Sometimes, Sherman says, the buyer sees an intangible asset that the seller may not even be aware of until they conduct an eyes of the buyer analysis.
“Buyers are under no obligation to disclose what they see,” says Sherman. “It’s almost like I’ve bought your house. You’ve never done an environmental survey, and it turns out there is oil and gas under your house. You thought you were selling me the house. I was buying the oil and gas rights.”
Sherman also recommends that his clients go through what he calls “mock due diligence” 12 to 18 months before they bring their company to market, to take stock of the intangible assets the business may have. During this process, the sellers will typically set up a virtual data room and review common concerns for investors, such as their labor and employment practices and intellectual property protection.
“If you don’t go through this, you will be blindsided by the process,” Sherman says. “Or worse yet, you will become too defensive. I’ve seen a lot of deals derail over emotional and ego issues.”
Steven Sudell went into the process of selling his business prepared. The physical therapist from Venice, Calif., invented the Neck Hammock, a portable neck traction device, to help his patients, bringing the product to market in 2017 and selling it online. He sold the company, which grew to $6-7 million in annual revenue, in early 2021 for a seven-figure amount to an individual involved in ecommerce.
One thing that worked in Sudell’s favor was that prior to the sale, he had licensed the entire company to a larger firm that had the resources to scale it internationally and fend off IP infringers. In exchange, this partner paid him royalties. He worked with an experienced broker, David Fairley, founder and president of Website Properties in Olympia, Washington, to negotiate the sale with the buyers.
“The thing that really interested them most about the company was the extensive amount of IP protection I had in place,” says Sudell, who had secured multiple patents, trademarks and copyrights. “It was a lot more than they were used to. It helped them sleep better at night.”

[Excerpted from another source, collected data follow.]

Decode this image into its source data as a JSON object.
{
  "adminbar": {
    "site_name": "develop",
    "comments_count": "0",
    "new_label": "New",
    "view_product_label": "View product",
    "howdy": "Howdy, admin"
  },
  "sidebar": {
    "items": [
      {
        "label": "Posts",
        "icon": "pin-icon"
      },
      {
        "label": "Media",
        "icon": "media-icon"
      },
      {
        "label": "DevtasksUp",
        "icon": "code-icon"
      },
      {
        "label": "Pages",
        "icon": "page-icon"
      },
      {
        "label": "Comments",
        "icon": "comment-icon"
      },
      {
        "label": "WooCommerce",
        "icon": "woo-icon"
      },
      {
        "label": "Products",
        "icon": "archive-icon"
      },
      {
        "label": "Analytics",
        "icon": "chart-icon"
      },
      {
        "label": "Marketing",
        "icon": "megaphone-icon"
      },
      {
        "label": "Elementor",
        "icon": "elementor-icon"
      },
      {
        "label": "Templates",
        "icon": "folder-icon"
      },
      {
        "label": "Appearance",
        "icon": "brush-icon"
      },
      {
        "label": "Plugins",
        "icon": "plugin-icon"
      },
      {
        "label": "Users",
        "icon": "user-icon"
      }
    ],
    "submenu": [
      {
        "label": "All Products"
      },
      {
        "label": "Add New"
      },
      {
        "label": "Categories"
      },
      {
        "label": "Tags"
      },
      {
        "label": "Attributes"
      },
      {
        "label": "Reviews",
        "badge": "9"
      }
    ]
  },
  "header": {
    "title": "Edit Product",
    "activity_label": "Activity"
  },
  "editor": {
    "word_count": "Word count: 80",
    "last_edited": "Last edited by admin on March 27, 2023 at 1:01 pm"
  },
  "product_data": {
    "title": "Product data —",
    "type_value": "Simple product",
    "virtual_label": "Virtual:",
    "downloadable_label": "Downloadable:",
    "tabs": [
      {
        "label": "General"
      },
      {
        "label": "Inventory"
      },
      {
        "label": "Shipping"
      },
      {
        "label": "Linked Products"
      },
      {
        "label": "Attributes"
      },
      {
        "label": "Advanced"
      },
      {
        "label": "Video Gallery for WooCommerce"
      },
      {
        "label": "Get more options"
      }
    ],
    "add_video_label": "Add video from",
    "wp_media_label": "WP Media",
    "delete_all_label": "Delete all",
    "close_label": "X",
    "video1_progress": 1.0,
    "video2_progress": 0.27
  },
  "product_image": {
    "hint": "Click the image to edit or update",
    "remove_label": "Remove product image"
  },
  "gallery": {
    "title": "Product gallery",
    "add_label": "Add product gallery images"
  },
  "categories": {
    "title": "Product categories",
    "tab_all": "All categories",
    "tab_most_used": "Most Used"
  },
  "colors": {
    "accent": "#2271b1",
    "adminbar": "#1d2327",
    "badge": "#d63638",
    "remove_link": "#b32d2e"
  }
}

Having the ability to form good relationships with potential buyers can also work in your favor, given that you will be collaborating closely during the ownership transition. Before Brian Dean  sold Backlinko, his traffic-rich SEO and content site, to SEMRush, the NYSE-traded maker of a popular SEO tool, in January 2022, he visited the company’s headquarters in Boston and found there was kismet. “They seemed like the perfect partners,” he says. He is now working for SEMRush in a part-time capacity. His advice to other sellers is to ask themselves: “Are they people you want to hang out with?”
“You will be hanging out with them a lot,” he says.
Good chemistry is particularly important during rollover equity deals, where a private equity firm comes in and buys a majority stake and the original founder becomes a minority owner, says Sherman. “You are now the minority owner of your own company,” Sherman says. “That’s a lot for some entrepreneurs to swallow.”
Ultimately, though, it will only help you if you can let go of the reins a bit and find a way to make it work with a new team. Says Anderson, “What we’re looking for, more than anything else, is great partners.”